When we (that is, the government) wanted to stop people drinking alcohol, neither destruction of the product nor Biblical verse persuaded any of them to do so. It was a scene which decades later was unconvincingly repeated with nefarious combustibles. Now both alcohol and marijuana are legal. The government that once denounced the products now sells them. Government is like parenting (“Do as I say not as I do“); that is, well intentioned but always a titch out of the loop.
The once fanciful topics of booze and dope are now boringly practical. There is little lingering debate about the subjects. The government of the masses has admitted its incivility and succumbed to recognition of personal choice. And the world survives. For good or for bad there is only so much you can force people to do against their will.
It is a reminder that the rhetoric surrounding vaccinations against the COVID pandemic and its variants is probably both as ill-informed and as unnecessarily neurotic as any other enforcement. Certainly red lights exist for a reason and a purpose; certainly there are statistics and research and science; but beyond the vehicle for self-protection there is no tolerance for compelling observance. I suspect as a result it is only a matter of time before procedures – like 4-way stops – are put in place for the protection of everybody without overwhelming imposition of mandate. There will be choices, decisions and opportunities available to the masses; some will perish, others will carry on.
There is a reason the gin crawl for which Victorian England was so well known inhabited primarily the dwellings of the poor and disadvantaged. Ignorance and obstinacy are comfortable bedfellows. The cry for control and stimulation – the twins of mental and physical yearning – is common among every order of society but not always expressed in like manner. The narcotic of one stratum of society is not that same as that of another. But tapping into the right seam may develop into a burgeoning success – albeit sometimes at the expense of others.

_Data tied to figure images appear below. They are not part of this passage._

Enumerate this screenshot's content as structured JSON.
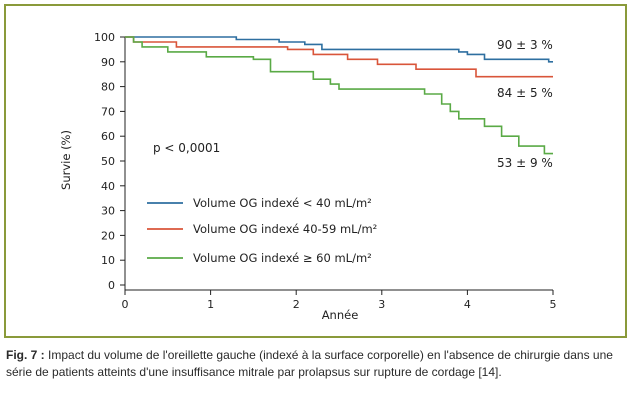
{
  "chart_data": {
    "type": "line",
    "ylabel": "Survie (%)",
    "xlabel": "Année",
    "xlim": [
      0,
      5
    ],
    "ylim": [
      0,
      100
    ],
    "x_ticks": [
      0,
      1,
      2,
      3,
      4,
      5
    ],
    "y_ticks": [
      0,
      10,
      20,
      30,
      40,
      50,
      60,
      70,
      80,
      90,
      100
    ],
    "grid": false,
    "legend_position": "left-middle",
    "annotations": {
      "p_value": "p < 0,0001",
      "series_end_labels": [
        "90 ± 3 %",
        "84 ± 5 %",
        "53 ± 9 %"
      ]
    },
    "series": [
      {
        "name": "Volume OG indexé < 40 mL/m²",
        "color": "#2e6fa0",
        "x": [
          0,
          1.3,
          1.3,
          1.8,
          1.8,
          2.1,
          2.1,
          2.3,
          2.3,
          3.9,
          3.9,
          4.0,
          4.0,
          4.2,
          4.2,
          4.95,
          4.95,
          5.0
        ],
        "y": [
          100,
          100,
          99,
          99,
          98,
          98,
          97,
          97,
          95,
          95,
          94,
          94,
          93,
          93,
          91,
          91,
          90,
          90
        ]
      },
      {
        "name": "Volume OG indexé 40-59 mL/m²",
        "color": "#d9553a",
        "x": [
          0,
          0.1,
          0.1,
          0.6,
          0.6,
          1.9,
          1.9,
          2.2,
          2.2,
          2.6,
          2.6,
          2.95,
          2.95,
          3.4,
          3.4,
          4.1,
          4.1,
          5.0
        ],
        "y": [
          100,
          100,
          98,
          98,
          96,
          96,
          95,
          95,
          93,
          93,
          91,
          91,
          89,
          89,
          87,
          87,
          84,
          84
        ]
      },
      {
        "name": "Volume OG indexé ≥ 60 mL/m²",
        "color": "#5aaa46",
        "x": [
          0,
          0.1,
          0.1,
          0.2,
          0.2,
          0.5,
          0.5,
          0.95,
          0.95,
          1.5,
          1.5,
          1.7,
          1.7,
          2.2,
          2.2,
          2.4,
          2.4,
          2.5,
          2.5,
          3.5,
          3.5,
          3.7,
          3.7,
          3.8,
          3.8,
          3.9,
          3.9,
          4.2,
          4.2,
          4.4,
          4.4,
          4.6,
          4.6,
          4.9,
          4.9,
          5.0
        ],
        "y": [
          100,
          100,
          98,
          98,
          96,
          96,
          94,
          94,
          92,
          92,
          91,
          91,
          86,
          86,
          83,
          83,
          81,
          81,
          79,
          79,
          77,
          77,
          73,
          73,
          70,
          70,
          67,
          67,
          64,
          64,
          60,
          60,
          56,
          56,
          53,
          53
        ]
      }
    ]
  },
  "caption": {
    "label": "Fig. 7 :",
    "text": "Impact du volume de l'oreillette gauche (indexé à la surface corporelle) en l'absence de chirurgie dans une série de patients atteints d'une insuffisance mitrale par prolapsus sur rupture de cordage [14]."
  }
}
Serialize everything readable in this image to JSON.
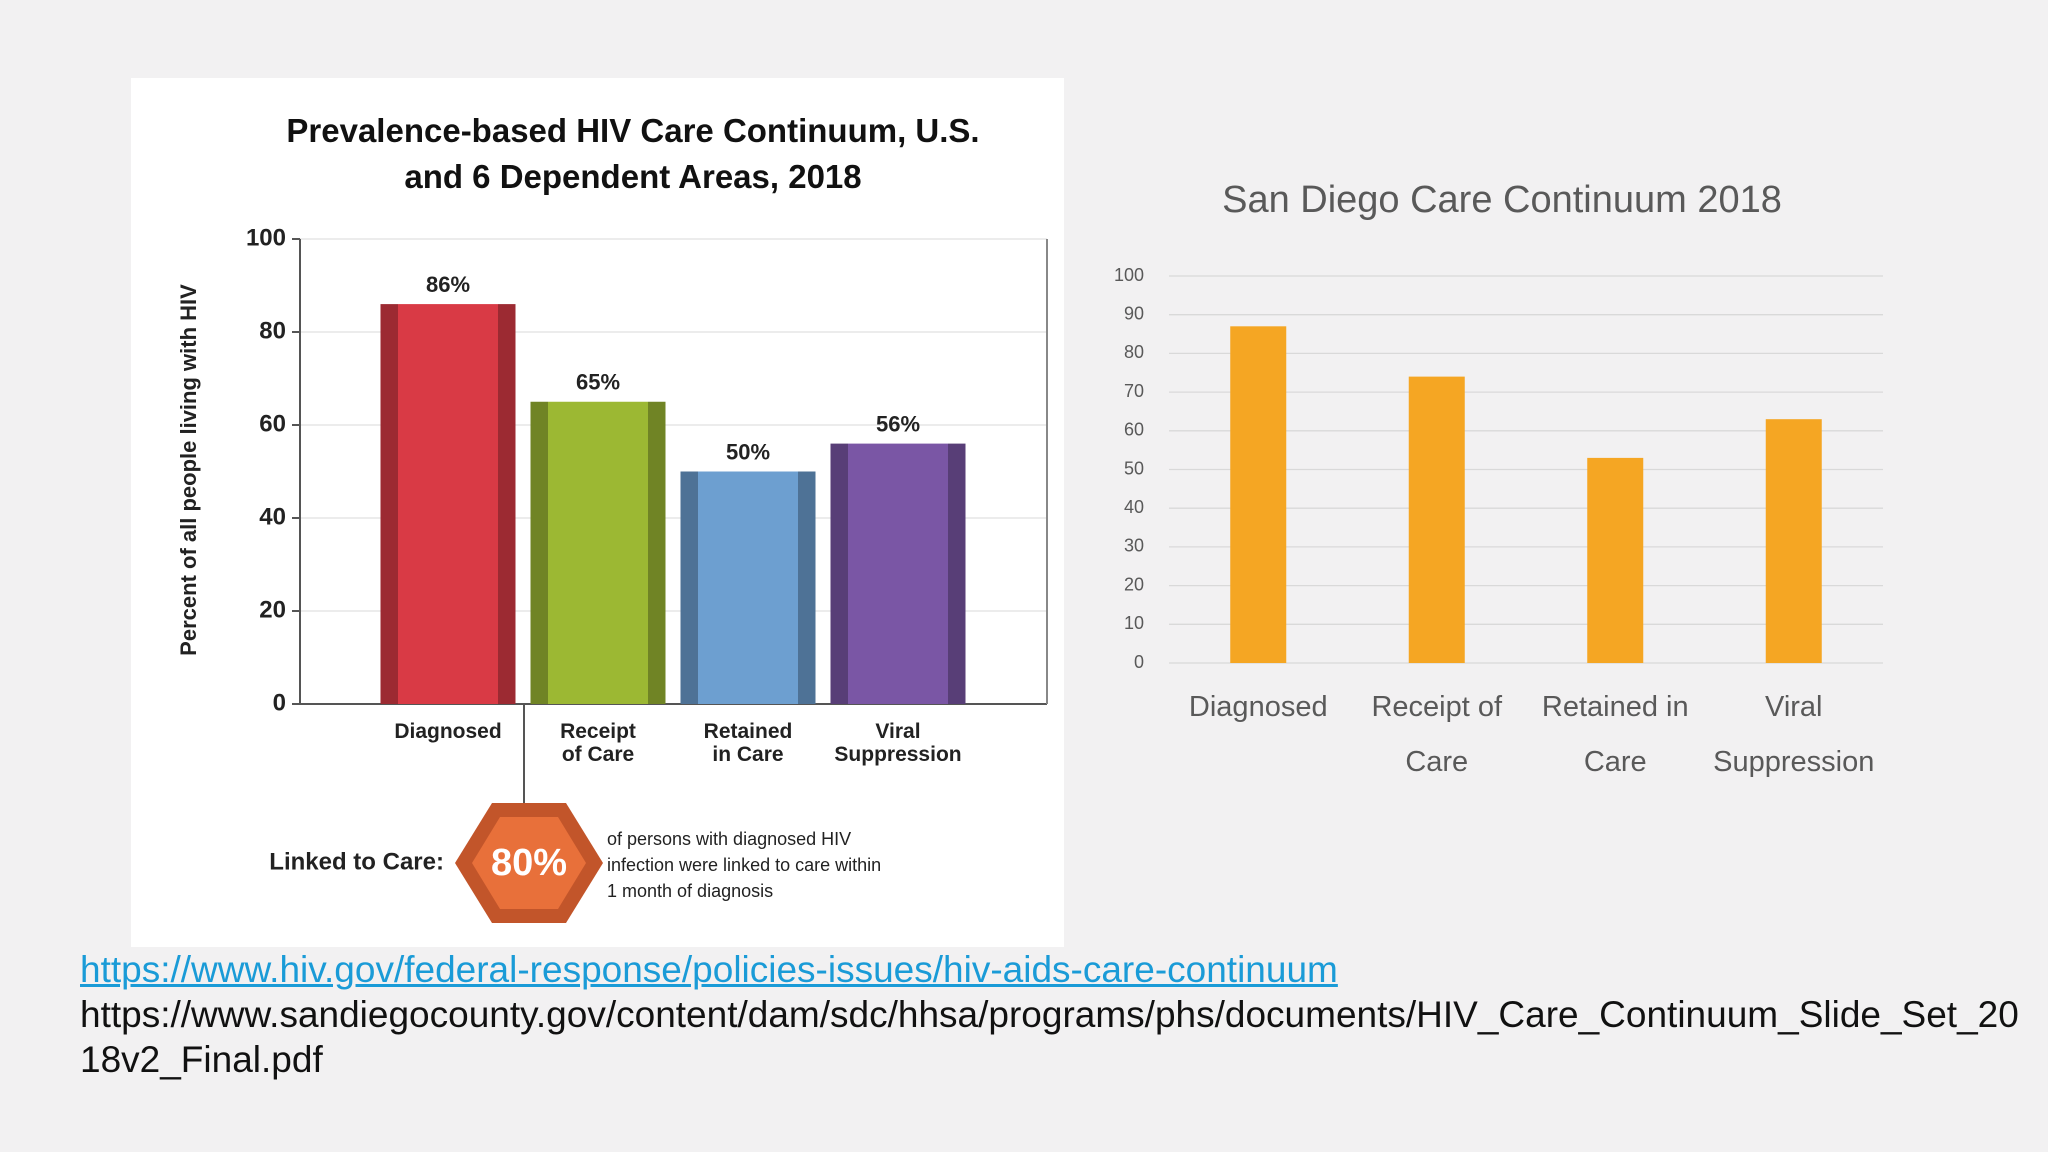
{
  "chart_data": [
    {
      "type": "bar",
      "title": "Prevalence-based HIV Care Continuum, U.S. and 6 Dependent Areas, 2018",
      "ylabel": "Percent of all people living with HIV",
      "categories": [
        "Diagnosed",
        "Receipt of Care",
        "Retained in Care",
        "Viral Suppression"
      ],
      "values": [
        86,
        65,
        50,
        56
      ],
      "value_labels": [
        "86%",
        "65%",
        "50%",
        "56%"
      ],
      "colors": [
        "#d93a45",
        "#9cb833",
        "#6d9fd0",
        "#7a56a5"
      ],
      "ylim": [
        0,
        100
      ],
      "yticks": [
        0,
        20,
        40,
        60,
        80,
        100
      ],
      "grid": true,
      "annotation": {
        "label": "Linked to Care:",
        "value": "80%",
        "text": "of persons with diagnosed HIV infection were linked to care within 1 month of diagnosis"
      }
    },
    {
      "type": "bar",
      "title": "San Diego Care Continuum 2018",
      "categories": [
        "Diagnosed",
        "Receipt of Care",
        "Retained in Care",
        "Viral Suppression"
      ],
      "values": [
        87,
        74,
        53,
        63
      ],
      "color": "#f5a623",
      "ylim": [
        0,
        100
      ],
      "yticks": [
        0,
        10,
        20,
        30,
        40,
        50,
        60,
        70,
        80,
        90,
        100
      ],
      "grid": true
    }
  ],
  "links": [
    "https://www.hiv.gov/federal-response/policies-issues/hiv-aids-care-continuum",
    "https://www.sandiegocounty.gov/content/dam/sdc/hhsa/programs/phs/documents/HIV_Care_Continuum_Slide_Set_2018v2_Final.pdf"
  ]
}
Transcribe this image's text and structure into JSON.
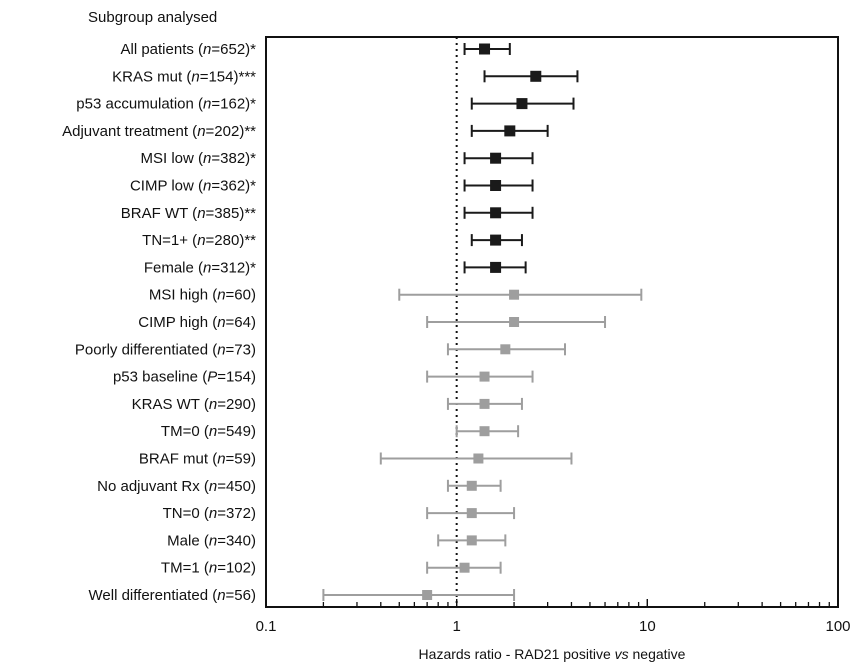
{
  "chart_data": {
    "type": "forest",
    "header": "Subgroup analysed",
    "xlabel_parts": [
      {
        "text": "Hazards ratio - RAD21 positive ",
        "italic": false
      },
      {
        "text": "vs",
        "italic": true
      },
      {
        "text": " negative",
        "italic": false
      }
    ],
    "x_scale": "log",
    "xlim": [
      0.1,
      100
    ],
    "x_ticks": [
      0.1,
      1,
      10,
      100
    ],
    "x_tick_labels": [
      "0.1",
      "1",
      "10",
      "100"
    ],
    "reference_line": 1,
    "colors": {
      "significant": "#1a1a1a",
      "not_significant": "#9e9e9e"
    },
    "rows": [
      {
        "label": [
          {
            "t": "All patients ("
          },
          {
            "t": "n",
            "i": true
          },
          {
            "t": "=652)*"
          }
        ],
        "hr": 1.4,
        "lo": 1.1,
        "hi": 1.9,
        "significant": true
      },
      {
        "label": [
          {
            "t": "KRAS mut ("
          },
          {
            "t": "n",
            "i": true
          },
          {
            "t": "=154)***"
          }
        ],
        "hr": 2.6,
        "lo": 1.4,
        "hi": 4.3,
        "significant": true
      },
      {
        "label": [
          {
            "t": "p53 accumulation ("
          },
          {
            "t": "n",
            "i": true
          },
          {
            "t": "=162)*"
          }
        ],
        "hr": 2.2,
        "lo": 1.2,
        "hi": 4.1,
        "significant": true
      },
      {
        "label": [
          {
            "t": "Adjuvant treatment ("
          },
          {
            "t": "n",
            "i": true
          },
          {
            "t": "=202)**"
          }
        ],
        "hr": 1.9,
        "lo": 1.2,
        "hi": 3.0,
        "significant": true
      },
      {
        "label": [
          {
            "t": "MSI low ("
          },
          {
            "t": "n",
            "i": true
          },
          {
            "t": "=382)*"
          }
        ],
        "hr": 1.6,
        "lo": 1.1,
        "hi": 2.5,
        "significant": true
      },
      {
        "label": [
          {
            "t": "CIMP low ("
          },
          {
            "t": "n",
            "i": true
          },
          {
            "t": "=362)*"
          }
        ],
        "hr": 1.6,
        "lo": 1.1,
        "hi": 2.5,
        "significant": true
      },
      {
        "label": [
          {
            "t": "BRAF WT ("
          },
          {
            "t": "n",
            "i": true
          },
          {
            "t": "=385)**"
          }
        ],
        "hr": 1.6,
        "lo": 1.1,
        "hi": 2.5,
        "significant": true
      },
      {
        "label": [
          {
            "t": "TN=1+ ("
          },
          {
            "t": "n",
            "i": true
          },
          {
            "t": "=280)**"
          }
        ],
        "hr": 1.6,
        "lo": 1.2,
        "hi": 2.2,
        "significant": true
      },
      {
        "label": [
          {
            "t": "Female ("
          },
          {
            "t": "n",
            "i": true
          },
          {
            "t": "=312)*"
          }
        ],
        "hr": 1.6,
        "lo": 1.1,
        "hi": 2.3,
        "significant": true
      },
      {
        "label": [
          {
            "t": "MSI high ("
          },
          {
            "t": "n",
            "i": true
          },
          {
            "t": "=60)"
          }
        ],
        "hr": 2.0,
        "lo": 0.5,
        "hi": 9.3,
        "significant": false
      },
      {
        "label": [
          {
            "t": "CIMP high ("
          },
          {
            "t": "n",
            "i": true
          },
          {
            "t": "=64)"
          }
        ],
        "hr": 2.0,
        "lo": 0.7,
        "hi": 6.0,
        "significant": false
      },
      {
        "label": [
          {
            "t": "Poorly differentiated ("
          },
          {
            "t": "n",
            "i": true
          },
          {
            "t": "=73)"
          }
        ],
        "hr": 1.8,
        "lo": 0.9,
        "hi": 3.7,
        "significant": false
      },
      {
        "label": [
          {
            "t": "p53 baseline ("
          },
          {
            "t": "P",
            "i": true
          },
          {
            "t": "=154)"
          }
        ],
        "hr": 1.4,
        "lo": 0.7,
        "hi": 2.5,
        "significant": false
      },
      {
        "label": [
          {
            "t": "KRAS WT ("
          },
          {
            "t": "n",
            "i": true
          },
          {
            "t": "=290)"
          }
        ],
        "hr": 1.4,
        "lo": 0.9,
        "hi": 2.2,
        "significant": false
      },
      {
        "label": [
          {
            "t": "TM=0 ("
          },
          {
            "t": "n",
            "i": true
          },
          {
            "t": "=549)"
          }
        ],
        "hr": 1.4,
        "lo": 1.0,
        "hi": 2.1,
        "significant": false
      },
      {
        "label": [
          {
            "t": "BRAF mut ("
          },
          {
            "t": "n",
            "i": true
          },
          {
            "t": "=59)"
          }
        ],
        "hr": 1.3,
        "lo": 0.4,
        "hi": 4.0,
        "significant": false
      },
      {
        "label": [
          {
            "t": "No adjuvant Rx ("
          },
          {
            "t": "n",
            "i": true
          },
          {
            "t": "=450)"
          }
        ],
        "hr": 1.2,
        "lo": 0.9,
        "hi": 1.7,
        "significant": false
      },
      {
        "label": [
          {
            "t": "TN=0 ("
          },
          {
            "t": "n",
            "i": true
          },
          {
            "t": "=372)"
          }
        ],
        "hr": 1.2,
        "lo": 0.7,
        "hi": 2.0,
        "significant": false
      },
      {
        "label": [
          {
            "t": "Male ("
          },
          {
            "t": "n",
            "i": true
          },
          {
            "t": "=340)"
          }
        ],
        "hr": 1.2,
        "lo": 0.8,
        "hi": 1.8,
        "significant": false
      },
      {
        "label": [
          {
            "t": "TM=1 ("
          },
          {
            "t": "n",
            "i": true
          },
          {
            "t": "=102)"
          }
        ],
        "hr": 1.1,
        "lo": 0.7,
        "hi": 1.7,
        "significant": false
      },
      {
        "label": [
          {
            "t": "Well differentiated ("
          },
          {
            "t": "n",
            "i": true
          },
          {
            "t": "=56)"
          }
        ],
        "hr": 0.7,
        "lo": 0.2,
        "hi": 2.0,
        "significant": false
      }
    ]
  }
}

With the progress of enquiry into the USA Capitol insurrection on January 6th last, the legitimacy of the drug that propelled so many similarly minded people wearing horns on their head or military fatigues is beginning to fragment and decompose. When put to the question, not one of the proponents or their supporters has offered any evidence of truth – other than further spirited innuendo and incredulity. The “Big Lie” is about to become as much a social disgrace as the Gin Mills of London.
It’s very hard to say which was bigger – the craze for drinking gin that swept the lower classes or the moral panic at the sight of so many gin drinkers that engulfed the ruling classes. Anonymous hordes of poor, often homeless people wandered the city drinking away their sorrows, and often their clothes, as they readily exchanged their garments for the spirit.
Before the industrial revolution and the rash of cotton mills that would fill the north of England a century later, cloth was very expensive. Beggars really did dress in rags, if at all, and the obvious thing to sell if you really needed money fast was, literally, the shirt on your back. The descriptions left to us by the ‘Gin Panickers’ would be funny – if they weren’t so tragic.